Bu sağlıklı subaylardan biri de 1949’da İstanbul Tıp Fakültesi’nden mezun olmuş olan, çiçeği burnunda asteğmen Dr. Cevdet’ti. Hayıt Kısığı’ndaki “revir” de neden özel eğitime alınmış oldukları konusunda o da tam bir bilgi sahibi değildi. Ancak bileşeni olduğu genişletilmiş sıhhiye takımı içindeki üstler ve astlar arasındaki güçlü saygı, sevgi ve duygusal algı düzeyi sıra dışı bir yarına hazırlandıklarının işaretiydi; bunu hissedebiliyordu. Ruhen o da bu yarına, ne olursa olsun, içsel bir bağlılık duyuyordu. Tıbbiye den mezun olduktan sonraki 2-3 yıl içinde Turgutlu (Kasaba) bölgesinde, Gediz boyunca yayılan bataklıklar ve köylerde gün boyu motosikleti ile dolaşarak Sıtma Savaş hekimi olarak görev yapmıştı. Her türlü olası zorluğa hazırdı. Tarafsız kalmış olsak da II. Dünya Savaşı sırasında ülkemiz, olası bir savaş nedeniyle büyük ekonomik sorunlar yaşamıştı. Bu yüzden 1946 yılı sıtma hastalığı açısından çok ciddi bir zirve yaşanmış, ardından diğer salgın hastalıklar gibi sıtma ile de topyekûn bir savaş için tüm genç hekimlerimiz ve ilgili personelimiz seferber edilmişti.

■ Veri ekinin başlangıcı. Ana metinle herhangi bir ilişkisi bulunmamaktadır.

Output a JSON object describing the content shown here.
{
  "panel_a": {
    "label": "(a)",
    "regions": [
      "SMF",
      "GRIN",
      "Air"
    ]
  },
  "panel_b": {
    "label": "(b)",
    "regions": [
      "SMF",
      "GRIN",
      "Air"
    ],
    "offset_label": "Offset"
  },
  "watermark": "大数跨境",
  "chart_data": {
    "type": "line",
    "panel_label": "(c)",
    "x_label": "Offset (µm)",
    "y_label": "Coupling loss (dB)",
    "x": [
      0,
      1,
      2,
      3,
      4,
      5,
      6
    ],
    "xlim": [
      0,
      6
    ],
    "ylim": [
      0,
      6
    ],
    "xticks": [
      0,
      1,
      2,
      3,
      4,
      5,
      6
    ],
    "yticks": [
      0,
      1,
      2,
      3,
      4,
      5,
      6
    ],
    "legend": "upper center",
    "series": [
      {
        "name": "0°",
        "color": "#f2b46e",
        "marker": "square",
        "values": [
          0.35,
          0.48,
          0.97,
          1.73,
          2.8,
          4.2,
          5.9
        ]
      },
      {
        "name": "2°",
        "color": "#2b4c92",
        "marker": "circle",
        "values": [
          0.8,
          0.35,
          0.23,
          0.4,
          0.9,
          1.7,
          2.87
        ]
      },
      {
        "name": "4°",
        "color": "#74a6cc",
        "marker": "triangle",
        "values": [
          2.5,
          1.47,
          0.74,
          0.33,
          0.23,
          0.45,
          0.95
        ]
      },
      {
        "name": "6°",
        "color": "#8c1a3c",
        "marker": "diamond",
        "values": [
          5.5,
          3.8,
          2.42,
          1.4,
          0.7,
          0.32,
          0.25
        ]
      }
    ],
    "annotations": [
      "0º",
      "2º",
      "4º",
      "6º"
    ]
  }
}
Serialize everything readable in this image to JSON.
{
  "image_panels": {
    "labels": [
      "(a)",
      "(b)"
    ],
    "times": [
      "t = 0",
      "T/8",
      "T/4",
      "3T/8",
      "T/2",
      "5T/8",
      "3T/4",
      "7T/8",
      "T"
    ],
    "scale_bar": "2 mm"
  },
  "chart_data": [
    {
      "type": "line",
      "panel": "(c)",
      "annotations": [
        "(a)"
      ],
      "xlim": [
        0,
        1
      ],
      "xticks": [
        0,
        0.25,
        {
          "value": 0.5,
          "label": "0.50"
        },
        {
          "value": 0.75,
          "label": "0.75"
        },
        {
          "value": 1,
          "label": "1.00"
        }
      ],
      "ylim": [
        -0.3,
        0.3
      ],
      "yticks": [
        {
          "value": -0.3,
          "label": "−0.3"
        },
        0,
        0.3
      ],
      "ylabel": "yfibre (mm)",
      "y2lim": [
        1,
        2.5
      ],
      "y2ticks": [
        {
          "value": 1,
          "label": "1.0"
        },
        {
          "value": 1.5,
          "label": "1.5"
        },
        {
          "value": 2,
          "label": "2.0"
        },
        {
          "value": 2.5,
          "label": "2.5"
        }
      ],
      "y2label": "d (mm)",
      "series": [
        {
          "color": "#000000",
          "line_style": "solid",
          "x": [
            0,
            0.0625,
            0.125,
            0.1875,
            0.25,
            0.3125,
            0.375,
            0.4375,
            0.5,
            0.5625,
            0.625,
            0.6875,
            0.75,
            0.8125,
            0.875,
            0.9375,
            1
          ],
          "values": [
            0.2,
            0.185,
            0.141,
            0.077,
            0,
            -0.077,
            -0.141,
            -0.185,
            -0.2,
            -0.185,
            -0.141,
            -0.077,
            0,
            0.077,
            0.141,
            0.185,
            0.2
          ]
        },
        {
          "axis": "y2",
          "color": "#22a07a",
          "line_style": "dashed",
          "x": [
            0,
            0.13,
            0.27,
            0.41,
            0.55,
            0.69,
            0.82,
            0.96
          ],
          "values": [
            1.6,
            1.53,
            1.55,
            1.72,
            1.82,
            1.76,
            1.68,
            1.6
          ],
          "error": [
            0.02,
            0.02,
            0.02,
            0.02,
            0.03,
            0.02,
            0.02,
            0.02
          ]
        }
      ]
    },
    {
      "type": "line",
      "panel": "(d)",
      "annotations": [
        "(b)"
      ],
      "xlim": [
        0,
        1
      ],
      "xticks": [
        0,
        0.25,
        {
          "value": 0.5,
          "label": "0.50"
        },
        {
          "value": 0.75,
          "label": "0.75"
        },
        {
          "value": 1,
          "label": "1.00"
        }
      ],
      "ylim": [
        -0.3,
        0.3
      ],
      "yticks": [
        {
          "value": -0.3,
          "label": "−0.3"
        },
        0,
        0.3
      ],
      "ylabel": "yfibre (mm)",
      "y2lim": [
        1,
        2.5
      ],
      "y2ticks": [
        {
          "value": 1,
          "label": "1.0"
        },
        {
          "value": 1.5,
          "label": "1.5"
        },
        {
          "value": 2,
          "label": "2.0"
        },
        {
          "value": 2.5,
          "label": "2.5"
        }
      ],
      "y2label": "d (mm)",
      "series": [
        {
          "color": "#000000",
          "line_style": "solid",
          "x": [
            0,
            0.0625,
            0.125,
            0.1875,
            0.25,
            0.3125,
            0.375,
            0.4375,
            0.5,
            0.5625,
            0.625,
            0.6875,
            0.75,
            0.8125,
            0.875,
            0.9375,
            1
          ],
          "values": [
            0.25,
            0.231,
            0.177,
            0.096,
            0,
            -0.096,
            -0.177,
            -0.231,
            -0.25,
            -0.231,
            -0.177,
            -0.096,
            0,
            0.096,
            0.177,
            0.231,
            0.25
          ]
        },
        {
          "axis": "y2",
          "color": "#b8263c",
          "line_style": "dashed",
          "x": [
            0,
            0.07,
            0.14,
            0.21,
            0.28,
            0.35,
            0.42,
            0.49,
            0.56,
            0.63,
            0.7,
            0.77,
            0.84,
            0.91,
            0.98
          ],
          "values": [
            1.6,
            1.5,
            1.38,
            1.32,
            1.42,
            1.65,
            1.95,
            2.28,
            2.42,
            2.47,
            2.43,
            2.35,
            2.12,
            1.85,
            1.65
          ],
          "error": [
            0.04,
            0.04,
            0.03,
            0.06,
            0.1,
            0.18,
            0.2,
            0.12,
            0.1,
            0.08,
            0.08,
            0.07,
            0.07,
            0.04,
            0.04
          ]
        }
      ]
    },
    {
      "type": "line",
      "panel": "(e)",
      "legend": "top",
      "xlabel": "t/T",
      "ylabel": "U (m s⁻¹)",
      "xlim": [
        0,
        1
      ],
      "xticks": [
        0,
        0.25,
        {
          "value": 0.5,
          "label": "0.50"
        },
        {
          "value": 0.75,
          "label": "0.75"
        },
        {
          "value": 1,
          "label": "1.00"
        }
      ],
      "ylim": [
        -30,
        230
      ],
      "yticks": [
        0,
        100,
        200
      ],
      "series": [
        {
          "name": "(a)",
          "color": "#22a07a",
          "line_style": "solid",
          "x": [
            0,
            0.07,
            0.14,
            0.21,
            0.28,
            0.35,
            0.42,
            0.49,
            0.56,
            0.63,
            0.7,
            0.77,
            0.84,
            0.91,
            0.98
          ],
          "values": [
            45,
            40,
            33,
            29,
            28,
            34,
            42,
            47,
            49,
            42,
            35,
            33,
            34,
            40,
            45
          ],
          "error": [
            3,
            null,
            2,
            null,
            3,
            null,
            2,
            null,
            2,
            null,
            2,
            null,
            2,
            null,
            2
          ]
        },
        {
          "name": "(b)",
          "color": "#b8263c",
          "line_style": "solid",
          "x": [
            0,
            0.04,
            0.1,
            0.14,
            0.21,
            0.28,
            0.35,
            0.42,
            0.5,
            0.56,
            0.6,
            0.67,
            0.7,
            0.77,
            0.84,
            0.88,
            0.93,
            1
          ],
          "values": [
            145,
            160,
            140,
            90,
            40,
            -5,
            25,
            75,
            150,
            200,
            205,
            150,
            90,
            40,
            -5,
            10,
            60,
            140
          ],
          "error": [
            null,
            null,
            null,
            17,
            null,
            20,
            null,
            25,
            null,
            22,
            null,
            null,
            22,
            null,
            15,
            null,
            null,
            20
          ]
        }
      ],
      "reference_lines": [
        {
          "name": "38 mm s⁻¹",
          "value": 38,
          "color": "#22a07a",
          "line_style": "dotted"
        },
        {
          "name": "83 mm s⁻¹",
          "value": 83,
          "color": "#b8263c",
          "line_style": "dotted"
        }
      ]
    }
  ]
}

Hayıt Kısığı’ndaki revirden aşağıdaki kargılık kıyıya bakarken gördüğü genç Okaliptüs ağaç koruları da bu dönemin eserlerindendi. Yerel yönetimlerin maddi gücü yetmediğinden kentlerdeki firmalar ve zengin kişiler maddi, halk ise ellerindeki kazma küreklerle her türlü emek vererek destek oluyorlardı.

Ast. Dr. Cevdet, revire sık sık ziyarete gelen, arkadaşı “Şekerci İsmet” ten fabrikasında imal edilen ve büyük teneke kutularda satılan kenarı tırtıklı bisküvilerden (Petit Beurre) tüm sıhhiye takımı ile paylaşabilecek kadar çok sipariş etmişti. Akşamüstleri çay ile sohbet seanslarında harika oluyordu. O gün de aralarına takım komutanı katılmıştı. Asteğmeni biraz düşünceli görünce ona ailesini sordu. O da “Eşimde hekim komutanım!” dedi. “Evet! Bir oğlum var. Daha 10 aylık. Adı Süleyman Bülent. Yakında, 10 Haziran’da bir yaşına girecek. Terhis mi? O da yakın komutanım. Hayırlısıyla Mayıs başı!” diye anlattı. Komutan garip bir şekilde ciddileşmişti.  Asteğmenin sözünü kesip, eğitim subayına sert bir sesle emretti; “Yarın tatbikata başlıyorsunuz. Hamlaşmayın. Zaten midem de çok ağrıyor bu ara. Şu aşağıdaki kargılıklar boyunca Urla’ya kadar tam teçhizat gidip, oradaki Malgaca İçmeleri’nden su alıp aynı yoldan döneceksiniz. Orada üç göz kaynak var. Kayadibi gözünden su alınacak. Mide sorunlarına çok iyi gelir!” Şaşırmışlardı. Takım komutanı arkasını dönüp giderken söylendi;

“Yol boyu batak, kargılık ve domuz yatağıdır. Silahlarınız dolu olsun! Şakası olmaz bu işin. Her an savaşa girecekmiş gibi hazırlanmalıyız!”